Pre-workout drinks also contain stimulants. These definitely give you a buz. However, they do not work as well over time as your body adapts to them. Many people use stimulants to try to make up for lack of sleep/rest and poor nutrition. Often, they become dependant on them. The world is full of people who "need" their morning coffee to function.

Personally, I hate the idea of being dependant on something. Many people who use stimulants and pre-workout drinks get to the point where they cannot (at least psychologically) train without them. Because I am not one of them, I know I can have a good session anytime. I would never want to show up to train, realize I did not have my pre-training drink and say, "well, I guess I can't train hard today." I refuse to be dependant on a supplement, music or anything else people think they “need” to have a good training session. Eat well, rest well and work on appropriate sport psychology techniques to get you psyched up naturally.

You also have to be aware that if you use stimulants regularly, your body will adapt, down-regulate its metabolism and you will find yourself using stimulants not for a buz, but just to feel someone normal.

If you are considering the use of stimulants, you need to be aware that stressing the body with a stimulant and then further stressing the body with the stress of training can be too much on your body. I have heard anecdotal reports of people having heart problems from taking pre-workout stimulants.

Athletes also have to consider drug testing. Some pre-workout supplements contain stimulants banned substances. One of our intern strength coaches Joel McCain told me that many of the popular pre-workouts including ones such as: superpump, 1MR, Jacked 3d and Decimate contain an IOC banned stimulant called Methylhexeanamine which will mess up a drug test.

Still another thing to consider is that many of these drinks are mixed products. As a result, they add things that do work (e.g. sugar, caffeine, creatine, protein) and then justify the ridiculous cost by also adding over-priced products that do not work (e.g. NO2, HMB) and trace amounts of things that may help in higher doses (e.g. BCAA’s).

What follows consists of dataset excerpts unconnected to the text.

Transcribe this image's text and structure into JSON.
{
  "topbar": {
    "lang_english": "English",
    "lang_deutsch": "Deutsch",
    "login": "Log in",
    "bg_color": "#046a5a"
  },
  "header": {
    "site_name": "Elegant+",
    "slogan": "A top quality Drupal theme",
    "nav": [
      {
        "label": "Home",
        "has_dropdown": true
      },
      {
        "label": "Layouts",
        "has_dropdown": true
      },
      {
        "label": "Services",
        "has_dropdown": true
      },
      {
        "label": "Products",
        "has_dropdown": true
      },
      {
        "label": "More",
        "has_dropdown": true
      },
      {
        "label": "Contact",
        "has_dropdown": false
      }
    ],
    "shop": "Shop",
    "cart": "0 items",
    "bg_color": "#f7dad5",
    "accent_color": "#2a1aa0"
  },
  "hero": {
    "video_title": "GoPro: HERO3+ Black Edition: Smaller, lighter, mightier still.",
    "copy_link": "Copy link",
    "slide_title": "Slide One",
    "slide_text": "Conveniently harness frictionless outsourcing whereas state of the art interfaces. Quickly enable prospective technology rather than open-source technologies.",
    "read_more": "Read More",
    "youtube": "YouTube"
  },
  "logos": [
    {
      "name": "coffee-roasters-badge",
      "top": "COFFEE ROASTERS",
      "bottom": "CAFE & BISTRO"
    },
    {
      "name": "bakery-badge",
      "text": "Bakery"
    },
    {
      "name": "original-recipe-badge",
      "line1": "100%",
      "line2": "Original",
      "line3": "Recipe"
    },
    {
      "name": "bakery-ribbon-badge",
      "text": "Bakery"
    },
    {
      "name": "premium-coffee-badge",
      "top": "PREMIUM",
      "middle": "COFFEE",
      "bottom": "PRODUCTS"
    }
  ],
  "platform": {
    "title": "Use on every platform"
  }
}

One thing to consider when looking at the research is whether the study is real-world relevant. For example, if you and I both fast for 12 hours, then you get a pre-workout drink and I get nothing and then then we both ride a bike to exhaustion it is obvious that you will do better then me. Great controlled science experiment, but is in real-world relevant? In the real world, if I eat a normal meal an hour before training and you have a liquid protein/carb supplement 15 min before training, it may be harder to see a significant difference.

Besides the marketing hype, one of the main reasons you get people see a positive difference when adding pre/post training shakes is that most athletes eat way less food than they should and thus under-recover. Adding 200-500+ extra calories a day that many athletes should be eating but are not can make a big difference.

Remember, tthousands of people before we were even born got great training results without even hearing the phrase “pre-workout drink”.


  1. This makes total sense for regular training, although I've heard of athletes who will take "pre-competition" drinks (in addition to healthy eating) shortly before competition instead of regular during training and have had positive results. I could see how this scenario makes sense if competitions are far enough away from each other where you don't get that adaptation and dependency. Is this valid or are you recommending against these drinks in all situations?

  2. Rob, great question. Used sparingly will have the best benefit. However, I would still in this situation suggest coffee over a pre-workout stimulant.

  3. What is the exact difference between pre workout and post workout?

    1. Great question Audrey - sorry for the delayed response - I missed seeing the comment. Typically a pre-workout contains stimulants to try to get you buzzed before training. Post workout drinks typically just contain protein and carbs (with the possibility of other things such as glutamine, BCAA's and creatine).